= James Aitken (priest) =

English clergyman and sportsman

James Aitken (9 May 1829 – 26 January 1908) was an English clergyman and sportsman who excelled in cricket, rowing and athletics.

Aitken was born at Monken Hadley, then in Middlesex, the son of John Aitken and his wife Harriet. He was educated at Eton College where he played cricket in the Eton XI. He went on to Exeter College, Oxford, matriculating in 1847, and graduating B.A. in 1851 and M.A. in 1854.

Aitken played in the Oxford XI, including the Varsity matches against Cambridge in 1848, 1849, and 1850, and captained the team in 1850. In 1849, he also rowed in the Oxford boat in the Boat Race. In 1850, he was in the Oxford eight that won the Grand Challenge Cup and the coxed four that won the Stewards' Challenge Cup at Henley Royal Regatta. In 1851, he partnered Joseph William Chitty to win Silver Goblets at Henley. Aitken was also an athlete and at Oxford won the mile race, came second in the two miles race and was described as favourite at 2 to 1 in the Steeplechese.

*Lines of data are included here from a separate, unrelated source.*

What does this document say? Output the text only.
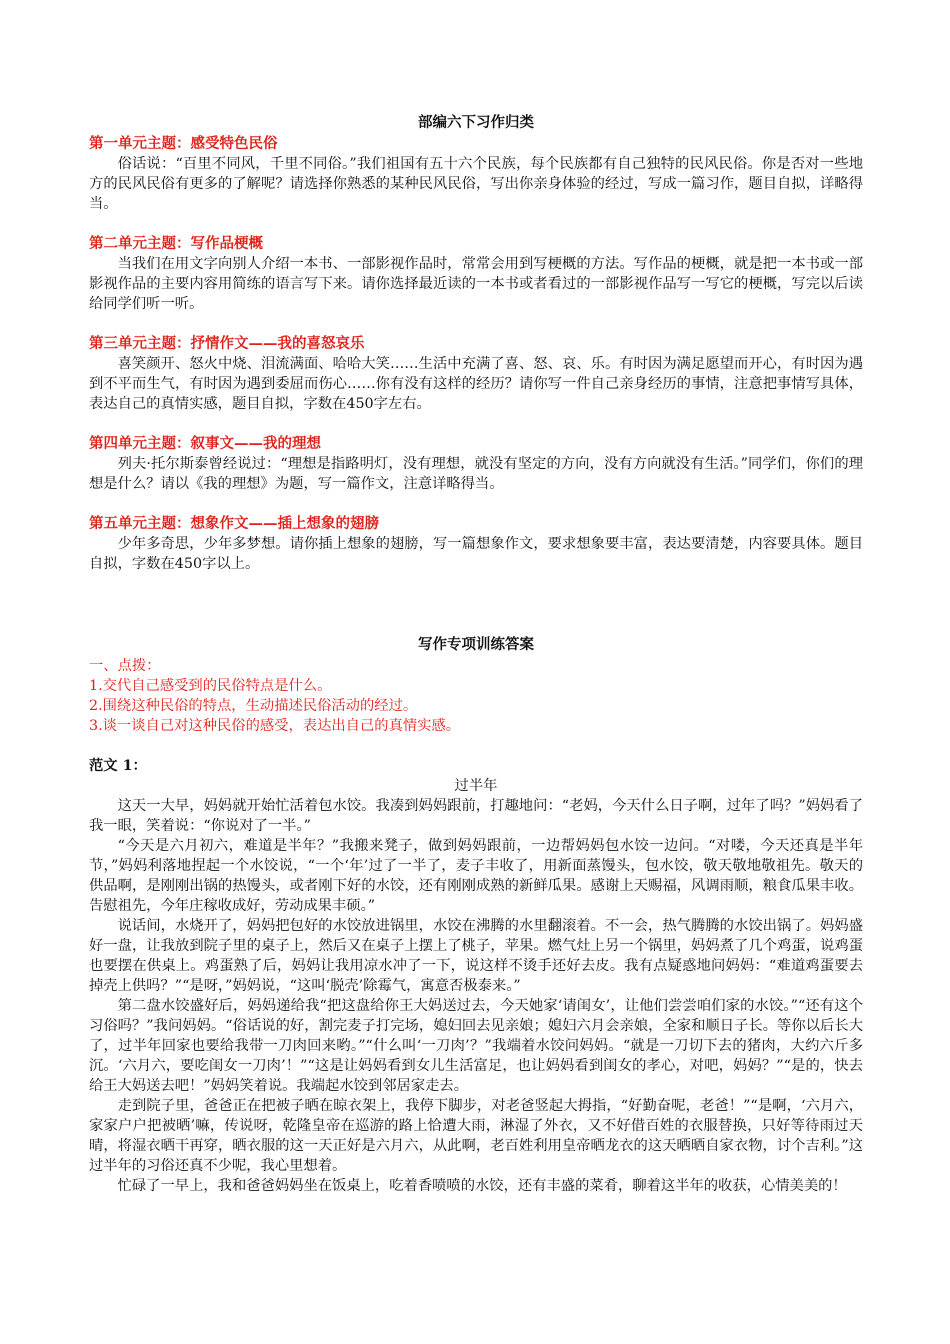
部编六下习作归类

第一单元主题：感受特色民俗

俗话说：“百里不同风，千里不同俗。”我们祖国有五十六个民族，每个民族都有自己独特的民风民俗。你是否对一些地方的民风民俗有更多的了解呢？请选择你熟悉的某种民风民俗，写出你亲身体验的经过，写成一篇习作，题目自拟，详略得当。

第二单元主题：写作品梗概

当我们在用文字向别人介绍一本书、一部影视作品时，常常会用到写梗概的方法。写作品的梗概，就是把一本书或一部影视作品的主要内容用简练的语言写下来。请你选择最近读的一本书或者看过的一部影视作品写一写它的梗概，写完以后读给同学们听一听。

第三单元主题：抒情作文——我的喜怒哀乐

喜笑颜开、怒火中烧、泪流满面、哈哈大笑……生活中充满了喜、怒、哀、乐。有时因为满足愿望而开心，有时因为遇到不平而生气，有时因为遇到委屈而伤心……你有没有这样的经历？请你写一件自己亲身经历的事情，注意把事情写具体，表达自己的真情实感，题目自拟，字数在450字左右。

第四单元主题：叙事文——我的理想

列夫·托尔斯泰曾经说过：“理想是指路明灯，没有理想，就没有坚定的方向，没有方向就没有生活。”同学们，你们的理想是什么？请以《我的理想》为题，写一篇作文，注意详略得当。

第五单元主题：想象作文——插上想象的翅膀

少年多奇思，少年多梦想。请你插上想象的翅膀，写一篇想象作文，要求想象要丰富，表达要清楚，内容要具体。题目自拟，字数在450字以上。

写作专项训练答案

一、点拨：

1.交代自己感受到的民俗特点是什么。

2.围绕这种民俗的特点，生动描述民俗活动的经过。

3.谈一谈自己对这种民俗的感受，表达出自己的真情实感。

范文 1：

过半年

这天一大早，妈妈就开始忙活着包水饺。我凑到妈妈跟前，打趣地问：“老妈，今天什么日子啊，过年了吗？”妈妈看了我一眼，笑着说：“你说对了一半。”

“今天是六月初六，难道是半年？”我搬来凳子，做到妈妈跟前，一边帮妈妈包水饺一边问。“对喽，今天还真是半年节，”妈妈利落地捏起一个水饺说，“一个‘年’过了一半了，麦子丰收了，用新面蒸馒头，包水饺，敬天敬地敬祖先。敬天的供品啊，是刚刚出锅的热馒头，或者刚下好的水饺，还有刚刚成熟的新鲜瓜果。感谢上天赐福，风调雨顺，粮食瓜果丰收。告慰祖先，今年庄稼收成好，劳动成果丰硕。”

说话间，水烧开了，妈妈把包好的水饺放进锅里，水饺在沸腾的水里翻滚着。不一会，热气腾腾的水饺出锅了。妈妈盛好一盘，让我放到院子里的桌子上，然后又在桌子上摆上了桃子，苹果。燃气灶上另一个锅里，妈妈煮了几个鸡蛋，说鸡蛋也要摆在供桌上。鸡蛋熟了后，妈妈让我用凉水冲了一下，说这样不烫手还好去皮。我有点疑惑地问妈妈：“难道鸡蛋要去掉壳上供吗？”“是呀，”妈妈说，“这叫‘脱壳’除霉气，寓意否极泰来。”

第二盘水饺盛好后，妈妈递给我“把这盘给你王大妈送过去，今天她家‘请闺女’，让他们尝尝咱们家的水饺。”“还有这个习俗吗？”我问妈妈。“俗话说的好，割完麦子打完场，媳妇回去见亲娘；媳妇六月会亲娘，全家和顺日子长。等你以后长大了，过半年回家也要给我带一刀肉回来哟。”“什么叫‘一刀肉’？”我端着水饺问妈妈。“就是一刀切下去的猪肉，大约六斤多沉。‘六月六，要吃闺女一刀肉’！”“这是让妈妈看到女儿生活富足，也让妈妈看到闺女的孝心，对吧，妈妈？”“是的，快去给王大妈送去吧！”妈妈笑着说。我端起水饺到邻居家走去。

走到院子里，爸爸正在把被子晒在晾衣架上，我停下脚步，对老爸竖起大拇指，“好勤奋呢，老爸！”“是啊，‘六月六，家家户户把被晒’嘛，传说呀，乾隆皇帝在巡游的路上恰遭大雨，淋湿了外衣，又不好借百姓的衣服替换，只好等待雨过天晴，将湿衣晒干再穿，晒衣服的这一天正好是六月六，从此啊，老百姓利用皇帝晒龙衣的这天晒晒自家衣物，讨个吉利。”这过半年的习俗还真不少呢，我心里想着。

忙碌了一早上，我和爸爸妈妈坐在饭桌上，吃着香喷喷的水饺，还有丰盛的菜肴，聊着这半年的收获，心情美美的！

Aitken was ordained after leaving the university. In 1853, he played cricket for Harlequins and between 1855 and 1857 played for Gentlemen of Kent teams. In due course, he became the vicar of Chorleywood, Hertfordshire. It was said that few of the younger people could hold their own against him at lawn tennis. In 1869 Aitken responded to Dr J Morgan, who was investigating the health effects of rowing.
Your letter reached me at a most opportune time, as I was in company with my old friend Mr J. Chitty, and we at once discussed the subject of it together; we both agreed that rowing and training had not done us the very slightest harm, and what is more, we could not remember any one of our old Oxford boating friends who had suffered from it. So far from considering training to be dangerous, I believe that most men would be infinitely the better for it.

Aitken died at Hove at the age of 78. His brother Henry Aitken also played cricket for Oxford.